これまで誰も公に認めていなかった裏金づくりの疑惑についてカメラの前で自ら140万円の裏金を作ったいたことを明らかにしたのです。

静岡県内の政治を見つめてきた専門家は、今回の爆弾発言に驚きを隠せません。

<法政大学大学院 白鳥浩教授>
「国政ももちろん、静岡県内政界にも大きな影響を与える。まさに『宮沢の乱』と言ってもいい」

安倍派の政治資金パーティーでは、所属する議員がパーティー券を売りさばいた際にノルマを超えた分はキックバックとして議員側に返されていました。

今回、問題になっているのは、このお金が収支報告書に記載されず「裏金」として扱われていたのではないかという疑いです。宮沢議員は裏金づくりと指摘される一連の流れが安倍派からの指示だったと認めた形です。

なぜ、裏金づくりが派閥の指示だったと公にしたのか。白鳥教授は背景に次の選挙への思惑があるのではないかと指摘します。

<法政大学大学院 白鳥浩教授>
「選挙に弱い中で、場合によっては、岸田政権が内閣総辞職を行わなければならないということに追い詰められる」

宮沢議員は、静岡3区で立憲民主党の小山展広議員と総選挙のたびに競り合ってきていて、前回の衆院選では静岡3区で落選し、比例で復活したという経緯があります。

<法政大学大学院 白鳥浩教授>
「まずは、自分は正しいというアピールをしたかった。選挙について必ずしも強くなかったことが1つの背景と言える」

突然の爆弾発言に地元・磐田市では賛否両論です。

「人間的にね当たり前のことだもんね。磐田市民としては賛成だよ」
「裏金やってたという事に対してね。やーそれはいけないことだけど、いけないことだと思う」

磐田市の事務所スタッフは、今回の発言について本人から事前に全く報告はなく非常に困惑したそうです。
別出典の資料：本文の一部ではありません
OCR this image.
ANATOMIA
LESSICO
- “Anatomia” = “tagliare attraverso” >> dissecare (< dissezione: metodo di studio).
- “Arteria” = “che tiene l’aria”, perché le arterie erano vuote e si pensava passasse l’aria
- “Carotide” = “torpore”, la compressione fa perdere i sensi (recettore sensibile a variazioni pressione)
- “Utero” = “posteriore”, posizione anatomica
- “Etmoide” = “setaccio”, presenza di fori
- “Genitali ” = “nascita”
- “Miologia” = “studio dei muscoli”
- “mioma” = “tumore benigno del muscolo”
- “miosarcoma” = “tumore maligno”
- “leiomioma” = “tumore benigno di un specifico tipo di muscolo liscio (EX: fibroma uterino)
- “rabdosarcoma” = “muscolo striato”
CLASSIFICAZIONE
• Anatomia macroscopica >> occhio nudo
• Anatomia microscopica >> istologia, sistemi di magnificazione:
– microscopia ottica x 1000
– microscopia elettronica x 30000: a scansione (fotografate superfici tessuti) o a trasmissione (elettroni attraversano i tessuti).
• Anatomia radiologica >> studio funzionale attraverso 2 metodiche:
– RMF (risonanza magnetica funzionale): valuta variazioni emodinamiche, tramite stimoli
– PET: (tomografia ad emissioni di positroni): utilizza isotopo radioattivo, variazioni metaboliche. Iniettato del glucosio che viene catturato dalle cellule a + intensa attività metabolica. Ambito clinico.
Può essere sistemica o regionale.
一方、事務所には「よく言った」などと今回の発言を評価するメールが30通以上届いているそうです。

<岸田文雄総理>
「速やかに人事を行うことが適切であると判断した」

岸田総理は12月14日、安倍派に所属する閣僚と副大臣を事実上更迭し、新たな大臣らを任命しました。これによって宮沢議員は防衛副大臣の座を降りることになりました。

<宮沢博行衆議院議員>
Q.副大臣交代については?
「人事については総理大臣の専権事項でありますから、私が申し上げることではありませんけれども、防衛の仕事としてやり残したことはたくさんある。非常に残念だと思っている。そして、まだ全容が分かっていない段階でこういう判断をされることについては私も悔しい思いです」

自民党の再生に向け、口火を切った形に見える宮沢議員に対して、同じ自民党に所属する県議の受け止めは…

<自民党静岡県連 増田享大幹事長>
「各議員個人の先生方の判断だと思うが、やはり派閥として責任ある方から、しっかりした説明があるべき」

ただ、他の県議からは「発言は理解できない」などと冷ややかな声があるのも事実です。

<法政大学大学院 白鳥浩教授>
「宮沢さんの発言によって静岡県内の自民党に対する信頼は大きく損なわれている」

宮沢議員の発言は改革への第一歩か、終わりの始まりか。いずれにしろ日本の政治が変わるきっかけになる可能性を秘めています。